Aktivitas Koko Aloisius Thomas Suarakan Bhinneka Tunggal Ika di Kelenteng Cokro

Aktivitas Koko Aloisius Thomas Suarakan Bhinneka Tunggal Ika di Kelenteng Cokro

Finalis Koko Cici Jatim 2021 Aloisius Thomas berkunjung ke Kelenteng Hong San Koo Tee. Guna membuat konten promosi pariwisata oleh panitia Koko Cici Jawa Timur. Ada pesan yang disampaikannya.

Melihat kesatuan dan persatuan Indonesia bisa dari banyak tempat. Tak perlu menunggu perang atau hal besar terjadi. Prinsip Bhinneka Tunggal Ika dapat dirasakan di tempat yang bersejarah. Aloisius mencoba memberikan informasinya saat berkunjung ke salah satu tempat bersejarah di Surabaya.
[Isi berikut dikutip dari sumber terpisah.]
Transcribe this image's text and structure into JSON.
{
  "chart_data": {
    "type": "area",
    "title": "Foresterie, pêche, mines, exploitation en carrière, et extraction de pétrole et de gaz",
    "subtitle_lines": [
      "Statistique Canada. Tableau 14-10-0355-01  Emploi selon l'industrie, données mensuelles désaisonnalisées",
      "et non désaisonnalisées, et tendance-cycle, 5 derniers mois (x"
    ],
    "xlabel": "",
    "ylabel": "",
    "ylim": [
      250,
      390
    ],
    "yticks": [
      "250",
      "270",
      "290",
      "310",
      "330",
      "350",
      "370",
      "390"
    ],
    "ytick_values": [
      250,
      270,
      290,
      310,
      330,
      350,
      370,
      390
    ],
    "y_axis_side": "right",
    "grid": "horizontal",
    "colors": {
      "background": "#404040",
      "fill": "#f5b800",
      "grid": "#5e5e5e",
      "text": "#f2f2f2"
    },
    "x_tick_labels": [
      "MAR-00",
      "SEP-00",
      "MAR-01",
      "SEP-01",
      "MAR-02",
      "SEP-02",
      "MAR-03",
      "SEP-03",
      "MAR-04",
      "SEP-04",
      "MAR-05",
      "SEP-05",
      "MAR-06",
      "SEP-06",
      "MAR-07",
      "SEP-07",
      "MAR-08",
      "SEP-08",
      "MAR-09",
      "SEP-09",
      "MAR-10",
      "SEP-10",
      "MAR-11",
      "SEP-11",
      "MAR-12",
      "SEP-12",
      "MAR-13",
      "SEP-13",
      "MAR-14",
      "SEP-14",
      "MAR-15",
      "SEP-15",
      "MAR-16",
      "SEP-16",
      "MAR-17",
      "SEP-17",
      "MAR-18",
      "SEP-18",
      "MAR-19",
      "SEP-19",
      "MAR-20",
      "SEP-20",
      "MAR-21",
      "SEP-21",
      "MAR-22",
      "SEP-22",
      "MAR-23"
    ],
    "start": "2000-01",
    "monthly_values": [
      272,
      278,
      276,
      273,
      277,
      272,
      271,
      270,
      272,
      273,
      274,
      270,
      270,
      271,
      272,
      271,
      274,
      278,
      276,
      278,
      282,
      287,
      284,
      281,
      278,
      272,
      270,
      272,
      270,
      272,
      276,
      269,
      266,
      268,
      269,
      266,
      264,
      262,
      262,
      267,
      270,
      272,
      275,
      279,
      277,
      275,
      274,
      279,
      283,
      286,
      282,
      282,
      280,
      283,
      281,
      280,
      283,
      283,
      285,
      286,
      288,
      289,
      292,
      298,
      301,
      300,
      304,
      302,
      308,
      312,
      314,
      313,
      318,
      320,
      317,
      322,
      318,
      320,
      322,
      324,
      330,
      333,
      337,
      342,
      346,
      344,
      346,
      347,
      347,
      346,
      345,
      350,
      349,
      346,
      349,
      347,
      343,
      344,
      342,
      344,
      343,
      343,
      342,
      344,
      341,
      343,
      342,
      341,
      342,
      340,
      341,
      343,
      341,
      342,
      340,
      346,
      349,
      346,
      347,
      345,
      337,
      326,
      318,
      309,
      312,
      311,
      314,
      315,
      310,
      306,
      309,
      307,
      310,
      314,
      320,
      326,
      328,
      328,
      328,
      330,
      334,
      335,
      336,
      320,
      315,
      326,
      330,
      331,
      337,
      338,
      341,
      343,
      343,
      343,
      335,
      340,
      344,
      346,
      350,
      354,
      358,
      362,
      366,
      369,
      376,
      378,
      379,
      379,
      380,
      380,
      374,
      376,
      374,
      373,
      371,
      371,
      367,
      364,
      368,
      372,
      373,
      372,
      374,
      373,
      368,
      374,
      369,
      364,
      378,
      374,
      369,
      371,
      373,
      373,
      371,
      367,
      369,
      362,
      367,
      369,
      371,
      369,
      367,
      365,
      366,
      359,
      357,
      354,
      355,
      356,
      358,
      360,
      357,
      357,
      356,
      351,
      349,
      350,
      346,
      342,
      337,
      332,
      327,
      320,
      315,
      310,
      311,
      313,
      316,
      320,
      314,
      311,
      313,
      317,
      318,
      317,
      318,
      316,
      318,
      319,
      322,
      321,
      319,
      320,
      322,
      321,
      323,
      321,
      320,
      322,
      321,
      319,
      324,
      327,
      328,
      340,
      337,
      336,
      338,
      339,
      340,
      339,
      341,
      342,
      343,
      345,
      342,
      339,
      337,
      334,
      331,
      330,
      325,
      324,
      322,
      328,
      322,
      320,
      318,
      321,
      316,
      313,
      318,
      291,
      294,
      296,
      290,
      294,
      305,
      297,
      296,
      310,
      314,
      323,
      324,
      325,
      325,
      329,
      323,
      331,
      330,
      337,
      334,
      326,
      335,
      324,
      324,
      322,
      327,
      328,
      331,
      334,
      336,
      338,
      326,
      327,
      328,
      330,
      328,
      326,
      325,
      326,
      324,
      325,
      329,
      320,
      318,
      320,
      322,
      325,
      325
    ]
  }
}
Tempat itu adalah Kelenteng Hong San Koo Tee. Atau biasa disebut dengan Klenteng Cokro. Nama itu datang karena bangunan itu terletak di Jalan Cokroaminoto nomor 12.

Berada di pusat kota membuatnya mudah diakses. Usianya lebih dari satu abad. Dibangun pada 1919. Thomas merasa masyarakat layak untuk mendatangi Kelenteng Cokro.

Di dalamnya terdapat berbagai macam patung dewa yang disakralkan. Mulai dari Kwan Im Poo Sat, Buddha, Chai Sen, Ho Tek Ceng Sin, Kwan Kong, Dewa Bumi, Dewa Langit, dan lain-lain. Termasuk patung Dewi Sri sebagai pemberi pertolongan dan rezeki.

Aloisius Thomas (kiri) dan Steffi Alyssandrea berdiskusi di sela-sela pembuatan tugas konten pariwisata budaya Tionghoa di Klenteng Hong San Koo Tee.

Informasi tersebut sudah diketahui Thomas sejak kecil. Tantenya kerap membawanya ke sana sehingga ia merasa punya kedekatan karena kenangan telah terbangun.

”Karena sering ke sini sejak masih anak-anak, saya langsung teringat Kelenteng Cokro saat diminta membuat konten promosi pariwisata oleh panitia Koko Cici Jawa Timur,” katanya.

Saat beranjak dewasa, Thomas sudah mulai jarang berkunjung. Terlebih kesibukannya karena aktif berkegiatan di sekolah sampai kuliah. Begitu datang kembali setelah sekian lama, ia merasa ada sedikit keprihatinan. Kelenteng Cokro yang ia kenal dulu sudah tidak seramai sekarang.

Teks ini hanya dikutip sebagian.